Cal Cunningham conceded the U.S. Senate race to Sen. Thom Tillis a day before the Associated Press (AP) declared that Tillis was the winner in the race.
In fact, the AP had yet to declare that President Trump had won North Carolina’s electoral votes.
The AP’s vote-counting process is something of a mystery to most people.
The AP, called a wire service, is a coalition of news media outlets that has been around since 1846. Among other services, the AP has been counting votes and calling elections almost the entire time.
I worked in the Atlanta AP bureau as a reporter for almost 20 years before becoming a journalism professor and then retiring to Haywood County three years ago.
The week of this election, I temporarily rejoined the AP as one of 800 vote entry operators working virtually, from our home computers (due to the pandemic).
On election night, we took calls from more than 4,000 freelance local reporters – called stringers – who collected vote counts from county and state election offices nationwide.
I started by logging into an Amazon Workspace, set up so we all had the same desktop, the same chat/message line, the same online telephone system and, of course, access to the AP’s complex Vote Tracker computer program.
“AP, Carolyn Carlson, which state are you calling from?”
The stringer would give the state and then the county name and I’d enter it into a Vote Tracker screen. I’d find out if they were calling with absentee vote totals, early votes, or poll votes, i.e., votes submitted at the precincts on election day. I’d determine how many precincts had reported.
Then it was just a matter of taking down the numbers for each candidate and making sure it was right. First, they would call out the number, and I’d repeat the numerals and then say the number, so after three times, we could be sure that we had the correct number recorded.
Sometimes I’d get flags that would stop me from moving forward. I might have typed a lower number than the previous vote total – you can’t lose votes – so that would trigger a warning to check the totals.
If it turns out the previous number was wrong, I had to make a screen shot of the page, show it to my supervisor, explain what happened, and then wait, chit-chatting with the stringer, while my supervisor consulted her supervisor and they decided how to handle the problem.

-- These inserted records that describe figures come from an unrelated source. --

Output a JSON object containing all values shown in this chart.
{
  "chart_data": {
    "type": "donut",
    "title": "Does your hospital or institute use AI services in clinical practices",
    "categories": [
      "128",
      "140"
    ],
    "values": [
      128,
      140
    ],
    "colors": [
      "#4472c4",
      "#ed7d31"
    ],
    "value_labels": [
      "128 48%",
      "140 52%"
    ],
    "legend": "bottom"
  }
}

Other flags might come up when a district that had voted for one party changed to the other party, or when the turnout was much higher than anticipated, both of which were common occurrences.
The flags were designed to make sure no mistakes made it into the vote count, which I really appreciated.

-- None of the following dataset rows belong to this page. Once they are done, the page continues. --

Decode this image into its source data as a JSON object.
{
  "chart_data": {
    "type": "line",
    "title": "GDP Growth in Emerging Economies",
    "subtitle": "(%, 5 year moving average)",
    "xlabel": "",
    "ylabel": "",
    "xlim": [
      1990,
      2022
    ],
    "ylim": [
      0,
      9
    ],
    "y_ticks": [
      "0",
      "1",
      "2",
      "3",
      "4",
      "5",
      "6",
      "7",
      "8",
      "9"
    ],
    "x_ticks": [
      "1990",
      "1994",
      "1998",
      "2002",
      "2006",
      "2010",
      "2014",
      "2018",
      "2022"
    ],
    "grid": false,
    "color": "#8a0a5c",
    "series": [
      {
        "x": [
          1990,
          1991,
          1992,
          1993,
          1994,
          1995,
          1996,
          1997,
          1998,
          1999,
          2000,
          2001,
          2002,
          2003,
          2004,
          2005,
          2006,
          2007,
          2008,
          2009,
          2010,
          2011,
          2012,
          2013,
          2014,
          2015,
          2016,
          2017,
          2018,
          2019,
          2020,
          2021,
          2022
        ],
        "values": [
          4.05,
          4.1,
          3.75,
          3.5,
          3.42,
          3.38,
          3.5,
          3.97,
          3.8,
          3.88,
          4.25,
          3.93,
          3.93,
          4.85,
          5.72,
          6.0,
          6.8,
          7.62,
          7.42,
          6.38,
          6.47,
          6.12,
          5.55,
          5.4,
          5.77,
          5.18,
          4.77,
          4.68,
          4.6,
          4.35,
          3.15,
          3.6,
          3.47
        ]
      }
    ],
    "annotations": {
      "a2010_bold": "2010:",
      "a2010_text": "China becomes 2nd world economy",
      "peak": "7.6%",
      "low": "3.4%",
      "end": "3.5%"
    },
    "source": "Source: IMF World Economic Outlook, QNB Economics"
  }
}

Stringer calls came in one after another into the early morning hours. I was so focused on getting the numbers, I had no idea who was winning any of the races until I was finally allowed to stop at about 2 a.m.

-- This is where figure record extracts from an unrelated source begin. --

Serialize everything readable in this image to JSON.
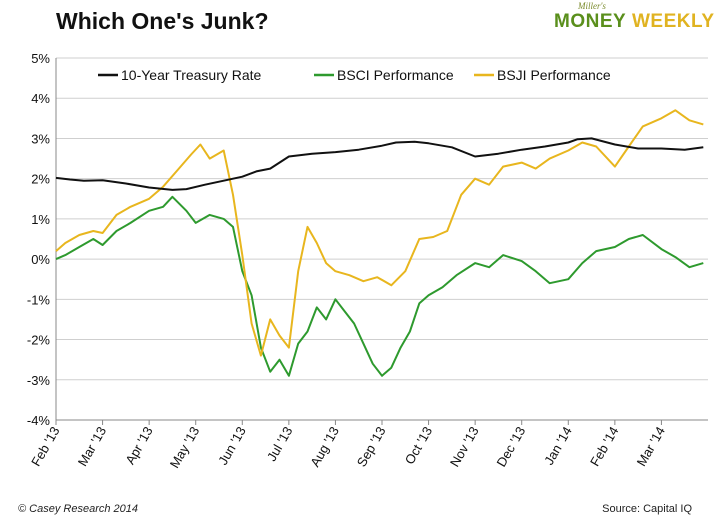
{
  "title": "Which One's Junk?",
  "logo": {
    "small": "Miller's",
    "money": "MONEY",
    "weekly": "WEEKLY"
  },
  "footer": {
    "left": "© Casey Research 2014",
    "right": "Source: Capital IQ"
  },
  "colors": {
    "treasury": "#111111",
    "bsci": "#2e9a2e",
    "bsji": "#e8b61e",
    "grid": "#cfcfcf",
    "axis": "#888888"
  },
  "chart_data": {
    "type": "line",
    "title": "Which One's Junk?",
    "xlabel": "",
    "ylabel": "",
    "ylim": [
      -4,
      5
    ],
    "yticks": [
      5,
      4,
      3,
      2,
      1,
      0,
      -1,
      -2,
      -3,
      -4
    ],
    "ytick_labels": [
      "5%",
      "4%",
      "3%",
      "2%",
      "1%",
      "0%",
      "-1%",
      "-2%",
      "-3%",
      "-4%"
    ],
    "xlim": [
      0,
      14
    ],
    "xticks": [
      0,
      1,
      2,
      3,
      4,
      5,
      6,
      7,
      8,
      9,
      10,
      11,
      12,
      13
    ],
    "xtick_labels": [
      "Feb '13",
      "Mar '13",
      "Apr '13",
      "May '13",
      "Jun '13",
      "Jul '13",
      "Aug '13",
      "Sep '13",
      "Oct '13",
      "Nov '13",
      "Dec '13",
      "Jan '14",
      "Feb '14",
      "Mar '14"
    ],
    "legend": [
      "10-Year Treasury Rate",
      "BSCI Performance",
      "BSJI Performance"
    ],
    "series": [
      {
        "name": "10-Year Treasury Rate",
        "x": [
          0,
          0.3,
          0.6,
          1.0,
          1.5,
          2.0,
          2.5,
          2.8,
          3.2,
          3.6,
          4.0,
          4.3,
          4.6,
          5.0,
          5.5,
          6.0,
          6.5,
          7.0,
          7.3,
          7.7,
          8.0,
          8.5,
          9.0,
          9.5,
          10.0,
          10.5,
          11.0,
          11.2,
          11.5,
          12.0,
          12.5,
          13.0,
          13.5,
          13.9
        ],
        "y": [
          2.02,
          1.98,
          1.95,
          1.96,
          1.88,
          1.78,
          1.72,
          1.74,
          1.85,
          1.95,
          2.05,
          2.18,
          2.25,
          2.55,
          2.62,
          2.66,
          2.72,
          2.82,
          2.9,
          2.92,
          2.88,
          2.78,
          2.55,
          2.62,
          2.72,
          2.8,
          2.9,
          2.98,
          3.0,
          2.85,
          2.75,
          2.75,
          2.72,
          2.78
        ]
      },
      {
        "name": "BSCI Performance",
        "x": [
          0,
          0.2,
          0.5,
          0.8,
          1.0,
          1.3,
          1.6,
          2.0,
          2.3,
          2.5,
          2.8,
          3.0,
          3.3,
          3.6,
          3.8,
          4.0,
          4.2,
          4.4,
          4.6,
          4.8,
          5.0,
          5.2,
          5.4,
          5.6,
          5.8,
          6.0,
          6.2,
          6.4,
          6.6,
          6.8,
          7.0,
          7.2,
          7.4,
          7.6,
          7.8,
          8.0,
          8.3,
          8.6,
          9.0,
          9.3,
          9.6,
          10.0,
          10.3,
          10.6,
          11.0,
          11.3,
          11.6,
          12.0,
          12.3,
          12.6,
          13.0,
          13.3,
          13.6,
          13.9
        ],
        "y": [
          0.0,
          0.1,
          0.3,
          0.5,
          0.35,
          0.7,
          0.9,
          1.2,
          1.3,
          1.55,
          1.2,
          0.9,
          1.1,
          1.0,
          0.8,
          -0.3,
          -0.9,
          -2.2,
          -2.8,
          -2.5,
          -2.9,
          -2.1,
          -1.8,
          -1.2,
          -1.5,
          -1.0,
          -1.3,
          -1.6,
          -2.1,
          -2.6,
          -2.9,
          -2.7,
          -2.2,
          -1.8,
          -1.1,
          -0.9,
          -0.7,
          -0.4,
          -0.1,
          -0.2,
          0.1,
          -0.05,
          -0.3,
          -0.6,
          -0.5,
          -0.1,
          0.2,
          0.3,
          0.5,
          0.6,
          0.25,
          0.05,
          -0.2,
          -0.1
        ]
      },
      {
        "name": "BSJI Performance",
        "x": [
          0,
          0.2,
          0.5,
          0.8,
          1.0,
          1.3,
          1.6,
          2.0,
          2.3,
          2.6,
          2.9,
          3.1,
          3.3,
          3.6,
          3.8,
          4.0,
          4.2,
          4.4,
          4.6,
          4.8,
          5.0,
          5.2,
          5.4,
          5.6,
          5.8,
          6.0,
          6.3,
          6.6,
          6.9,
          7.2,
          7.5,
          7.8,
          8.1,
          8.4,
          8.7,
          9.0,
          9.3,
          9.6,
          10.0,
          10.3,
          10.6,
          11.0,
          11.3,
          11.6,
          12.0,
          12.3,
          12.6,
          13.0,
          13.3,
          13.6,
          13.9
        ],
        "y": [
          0.2,
          0.4,
          0.6,
          0.7,
          0.65,
          1.1,
          1.3,
          1.5,
          1.8,
          2.2,
          2.6,
          2.85,
          2.5,
          2.7,
          1.6,
          0.1,
          -1.6,
          -2.4,
          -1.5,
          -1.9,
          -2.2,
          -0.3,
          0.8,
          0.4,
          -0.1,
          -0.3,
          -0.4,
          -0.55,
          -0.45,
          -0.65,
          -0.3,
          0.5,
          0.55,
          0.7,
          1.6,
          2.0,
          1.85,
          2.3,
          2.4,
          2.25,
          2.5,
          2.7,
          2.9,
          2.8,
          2.3,
          2.8,
          3.3,
          3.5,
          3.7,
          3.45,
          3.35
        ]
      }
    ]
  }
}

For the rest of election week, I made out-bound calls to county election offices, collecting the remaining precinct votes and slowly adding absentee votes.
My friends would ask me to explain why the AP was so slow calling the presidential and Senate races in North Carolina, Georgia and other states.
On Nov. 10, when Cunningham conceded, officials had about 60,000 ballots in hand to be counted and Cunningham was behind by 94,500 votes. The AP called the race for Tillis the next day, as more absentee ballots were counted and the race did not tighten enough to make it possible for Cunningham to overcome the deficit.
Meanwhile, in North Carolina, Trump was leading Vice President Joe Biden by 73,000 on Tuesday and that lead had shrunk by 3,400 on Wednesday. Still, the AP waited until after Thursday’s deadline for receiving absentee ballots before calling that election.
So the AP waited until after Thursday’s deadline for receiving absentee ballots before calling that election.
The AP’s policy is to hold off on calling a race until there is no possible path to victory for the trailing candidate. So, if there were enough ballots still out there that could change the outcome, no call was made.
Carolyn S. Carlson lives in Maggie Valley. She has a PhD in journalism and is is retired as director of the journalism program at Kennesaw State University in suburban Atlanta. She was a political reporter for two newspapers and the Associated Press for 25 years before joining academia. A former national president of the Society of Professional Journalists, she still teaches an online journalism class for KSU.